Quarante-cinq jours après le début d’une grève de la faim menée par environ 4 000 travailleurs de l’entreprise Arak Aluminum (IRALCO), ces derniers poursuivent leur protestation contre ce qu’ils qualifient de « violations flagrantes des droits humains ». Depuis le 9 septembre, certains travailleurs ont entamé une grève de la faim sèche, refusant même l’eau.

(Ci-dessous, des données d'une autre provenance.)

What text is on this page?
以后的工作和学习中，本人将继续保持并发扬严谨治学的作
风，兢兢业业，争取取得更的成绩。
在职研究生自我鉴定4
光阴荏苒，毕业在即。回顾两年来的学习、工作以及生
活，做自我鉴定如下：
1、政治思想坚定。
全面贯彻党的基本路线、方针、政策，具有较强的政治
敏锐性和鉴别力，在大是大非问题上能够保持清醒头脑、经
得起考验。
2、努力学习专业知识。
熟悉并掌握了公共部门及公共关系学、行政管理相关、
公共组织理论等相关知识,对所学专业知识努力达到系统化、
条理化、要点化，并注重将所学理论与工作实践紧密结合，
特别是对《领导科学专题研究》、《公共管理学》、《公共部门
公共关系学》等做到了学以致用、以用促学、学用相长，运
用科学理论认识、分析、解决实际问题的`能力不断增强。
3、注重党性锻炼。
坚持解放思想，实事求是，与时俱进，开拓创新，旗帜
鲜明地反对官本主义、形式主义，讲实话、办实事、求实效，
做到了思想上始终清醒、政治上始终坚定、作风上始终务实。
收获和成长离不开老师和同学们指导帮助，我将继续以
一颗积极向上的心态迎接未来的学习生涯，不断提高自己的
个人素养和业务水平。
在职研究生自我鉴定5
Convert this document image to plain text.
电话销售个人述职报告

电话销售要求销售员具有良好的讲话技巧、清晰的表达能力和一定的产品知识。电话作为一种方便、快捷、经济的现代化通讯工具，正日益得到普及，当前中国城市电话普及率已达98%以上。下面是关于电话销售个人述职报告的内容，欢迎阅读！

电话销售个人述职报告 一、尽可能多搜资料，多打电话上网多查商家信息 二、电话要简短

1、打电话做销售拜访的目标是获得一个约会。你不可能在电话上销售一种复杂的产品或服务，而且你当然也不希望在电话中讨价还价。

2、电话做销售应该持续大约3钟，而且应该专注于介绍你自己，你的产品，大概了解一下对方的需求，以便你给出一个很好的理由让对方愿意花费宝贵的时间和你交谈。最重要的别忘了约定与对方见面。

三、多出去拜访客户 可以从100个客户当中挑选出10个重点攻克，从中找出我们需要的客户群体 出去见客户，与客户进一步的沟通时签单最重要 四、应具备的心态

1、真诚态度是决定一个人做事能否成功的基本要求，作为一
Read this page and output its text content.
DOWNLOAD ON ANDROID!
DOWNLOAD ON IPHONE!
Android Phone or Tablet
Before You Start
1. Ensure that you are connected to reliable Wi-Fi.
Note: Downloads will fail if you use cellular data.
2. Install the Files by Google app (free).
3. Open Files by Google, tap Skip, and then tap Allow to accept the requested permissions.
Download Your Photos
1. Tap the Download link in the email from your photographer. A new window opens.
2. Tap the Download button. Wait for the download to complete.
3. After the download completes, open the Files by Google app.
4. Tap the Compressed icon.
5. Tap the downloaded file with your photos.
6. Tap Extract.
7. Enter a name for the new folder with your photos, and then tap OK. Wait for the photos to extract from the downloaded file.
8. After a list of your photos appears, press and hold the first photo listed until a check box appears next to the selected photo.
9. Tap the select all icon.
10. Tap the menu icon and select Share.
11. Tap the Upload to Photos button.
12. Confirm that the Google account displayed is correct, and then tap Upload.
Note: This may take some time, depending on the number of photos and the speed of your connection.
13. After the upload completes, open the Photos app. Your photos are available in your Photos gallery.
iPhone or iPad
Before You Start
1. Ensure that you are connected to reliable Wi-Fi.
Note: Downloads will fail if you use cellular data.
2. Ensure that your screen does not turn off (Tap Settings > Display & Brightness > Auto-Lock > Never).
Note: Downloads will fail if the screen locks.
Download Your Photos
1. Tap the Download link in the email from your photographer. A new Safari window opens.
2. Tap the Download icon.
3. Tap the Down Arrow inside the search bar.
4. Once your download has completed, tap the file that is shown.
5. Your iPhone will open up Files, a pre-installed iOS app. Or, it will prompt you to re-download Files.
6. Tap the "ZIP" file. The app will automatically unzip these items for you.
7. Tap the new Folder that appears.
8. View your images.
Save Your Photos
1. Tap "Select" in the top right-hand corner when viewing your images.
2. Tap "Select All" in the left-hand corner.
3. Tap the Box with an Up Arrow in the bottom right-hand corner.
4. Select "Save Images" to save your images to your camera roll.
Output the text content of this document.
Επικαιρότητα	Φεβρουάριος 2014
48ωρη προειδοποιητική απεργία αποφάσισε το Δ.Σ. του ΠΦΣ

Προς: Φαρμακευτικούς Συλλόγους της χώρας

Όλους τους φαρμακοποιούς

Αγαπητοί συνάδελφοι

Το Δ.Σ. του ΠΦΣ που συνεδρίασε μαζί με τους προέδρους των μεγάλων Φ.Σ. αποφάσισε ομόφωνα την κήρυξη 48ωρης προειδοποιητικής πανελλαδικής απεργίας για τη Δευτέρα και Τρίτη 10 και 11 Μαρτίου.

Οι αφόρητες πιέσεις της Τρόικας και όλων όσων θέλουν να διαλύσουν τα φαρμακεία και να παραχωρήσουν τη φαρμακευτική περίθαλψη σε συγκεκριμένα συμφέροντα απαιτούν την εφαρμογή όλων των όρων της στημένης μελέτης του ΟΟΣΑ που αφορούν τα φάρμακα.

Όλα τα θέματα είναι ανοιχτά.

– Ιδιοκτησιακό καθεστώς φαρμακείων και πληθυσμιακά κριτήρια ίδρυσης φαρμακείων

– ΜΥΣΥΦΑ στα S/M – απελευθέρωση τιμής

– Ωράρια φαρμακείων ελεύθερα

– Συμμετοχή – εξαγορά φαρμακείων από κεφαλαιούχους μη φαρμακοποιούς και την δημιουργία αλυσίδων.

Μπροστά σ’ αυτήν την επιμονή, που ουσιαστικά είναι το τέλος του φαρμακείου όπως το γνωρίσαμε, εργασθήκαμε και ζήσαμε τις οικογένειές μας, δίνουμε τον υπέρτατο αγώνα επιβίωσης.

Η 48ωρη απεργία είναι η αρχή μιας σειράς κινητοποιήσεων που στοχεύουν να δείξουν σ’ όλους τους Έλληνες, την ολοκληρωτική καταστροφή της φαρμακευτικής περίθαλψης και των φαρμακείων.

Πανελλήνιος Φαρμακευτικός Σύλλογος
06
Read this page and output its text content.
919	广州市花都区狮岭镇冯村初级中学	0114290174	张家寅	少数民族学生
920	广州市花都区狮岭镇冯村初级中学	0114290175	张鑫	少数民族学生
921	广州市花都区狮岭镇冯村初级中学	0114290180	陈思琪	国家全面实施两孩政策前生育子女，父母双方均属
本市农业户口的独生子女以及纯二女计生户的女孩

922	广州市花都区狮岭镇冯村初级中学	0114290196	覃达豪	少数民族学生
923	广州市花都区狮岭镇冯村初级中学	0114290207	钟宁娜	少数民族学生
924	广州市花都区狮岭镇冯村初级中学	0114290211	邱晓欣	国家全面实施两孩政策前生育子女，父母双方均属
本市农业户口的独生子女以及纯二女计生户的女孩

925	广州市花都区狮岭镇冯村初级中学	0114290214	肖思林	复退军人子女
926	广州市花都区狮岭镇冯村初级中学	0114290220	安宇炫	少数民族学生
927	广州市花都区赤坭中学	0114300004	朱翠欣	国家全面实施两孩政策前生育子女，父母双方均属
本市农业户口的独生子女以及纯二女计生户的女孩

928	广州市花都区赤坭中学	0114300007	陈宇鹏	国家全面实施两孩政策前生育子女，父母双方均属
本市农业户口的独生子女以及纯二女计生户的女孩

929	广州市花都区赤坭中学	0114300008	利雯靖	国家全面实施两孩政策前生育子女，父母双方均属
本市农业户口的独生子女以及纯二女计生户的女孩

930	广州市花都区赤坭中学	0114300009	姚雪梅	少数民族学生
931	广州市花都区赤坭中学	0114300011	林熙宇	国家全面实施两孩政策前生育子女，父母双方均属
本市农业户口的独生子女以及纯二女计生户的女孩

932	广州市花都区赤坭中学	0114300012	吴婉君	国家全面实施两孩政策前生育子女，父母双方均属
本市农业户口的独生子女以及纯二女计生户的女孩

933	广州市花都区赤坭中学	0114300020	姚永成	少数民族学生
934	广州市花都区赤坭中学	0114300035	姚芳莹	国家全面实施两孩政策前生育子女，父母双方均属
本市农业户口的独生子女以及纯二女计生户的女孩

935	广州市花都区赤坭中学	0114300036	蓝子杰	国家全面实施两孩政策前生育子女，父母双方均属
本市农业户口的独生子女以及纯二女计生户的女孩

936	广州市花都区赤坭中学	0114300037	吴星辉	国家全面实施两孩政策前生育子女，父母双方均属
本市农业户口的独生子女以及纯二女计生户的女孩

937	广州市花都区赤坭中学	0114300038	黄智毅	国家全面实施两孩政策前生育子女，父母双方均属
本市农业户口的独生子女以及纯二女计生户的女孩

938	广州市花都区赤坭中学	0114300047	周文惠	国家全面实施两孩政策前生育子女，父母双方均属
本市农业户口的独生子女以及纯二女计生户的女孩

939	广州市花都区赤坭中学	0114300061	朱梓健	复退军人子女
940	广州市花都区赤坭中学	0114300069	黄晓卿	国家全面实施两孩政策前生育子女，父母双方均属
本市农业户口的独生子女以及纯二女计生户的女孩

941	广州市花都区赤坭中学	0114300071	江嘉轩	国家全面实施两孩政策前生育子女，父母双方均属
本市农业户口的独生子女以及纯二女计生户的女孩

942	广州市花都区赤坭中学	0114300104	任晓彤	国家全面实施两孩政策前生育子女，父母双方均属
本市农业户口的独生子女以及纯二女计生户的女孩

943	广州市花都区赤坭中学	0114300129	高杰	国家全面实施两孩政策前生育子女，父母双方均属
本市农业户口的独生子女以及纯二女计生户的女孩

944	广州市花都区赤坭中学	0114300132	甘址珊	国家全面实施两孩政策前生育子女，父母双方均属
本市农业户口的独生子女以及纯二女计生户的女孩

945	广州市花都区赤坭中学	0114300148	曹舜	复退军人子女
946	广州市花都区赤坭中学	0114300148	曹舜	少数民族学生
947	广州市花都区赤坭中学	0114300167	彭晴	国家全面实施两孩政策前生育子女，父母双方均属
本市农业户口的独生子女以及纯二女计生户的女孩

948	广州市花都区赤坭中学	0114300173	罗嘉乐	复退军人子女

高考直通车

Les travailleurs ayant rejoint la grève de la faim sèche et refusé l’eau ont commencé à souffrir de complications de santé le mercredi 10 septembre au matin, et plusieurs d’entre eux ont été hospitalisés.
Des informations circulant sur les réseaux sociaux montrent qu’en plus de leur grève de la faim, les travailleurs d’Arak Aluminum ont organisé des sit-in et des rassemblements dans l’enceinte de l’usine, scandant des slogans exigeant la démission des dirigeants de l’entreprise et la prise en compte de leurs autres revendications.
Des images publiées montrent les manifestants brandissant des pancartes avec des slogans tels que « Les travailleurs mourront, mais n’accepteront pas l’humiliation », soulignant leur détermination à persévérer jusqu’à ce que leurs revendications soient satisfaites.
Des vidéos reçues montrent que le 9 septembre, ces travailleurs ont également arrêté le travail et se sont rassemblés dans la cour de l’entreprise, dénonçant le « mépris de leurs revendications par la direction ».
Les travailleurs ont entamé une grève de la faim pour protester contre les « violations flagrantes des droits humains » et la « destruction de l’entreprise », mais ni la direction ni les autorités locales n’ont répondu à leurs revendications légales et légitimes.
Les travailleurs ont déclaré : « Les actions de ce vaste complexe industriel, construit grâce aux efforts et à la sueur des travailleurs et du capital national, doivent être retirées des mains de groupes spéciaux qui détruisent l’entreprise et placées sous une propriété publique collective et transparente.»
La poursuite de la grève de la faim des travailleurs d’Arak Aluminum constitue une grave menace pour leur vie et leur santé. En l’absence de réponse des autorités, les inquiétudes grandissent quant au risque d’une catastrophe humaine.
Selon le rapport annuel 2024 de HRANA (Agence de presse des militants des droits humains), au moins 2 255 rassemblements de protestation, 1 377 grèves du travail et 70 grèves professionnelles ont été recensés en Iran. Ces chiffres montrent que les mouvements de protestation des travailleurs sont d’ampleur nationale. Cependant, la situation des travailleurs d’Arak Aluminum est devenue urgente en raison de leur grève de la faim sèche et des informations faisant état d’hospitalisations. Sans action rapide, le risque d’une escalade de la crise est grave.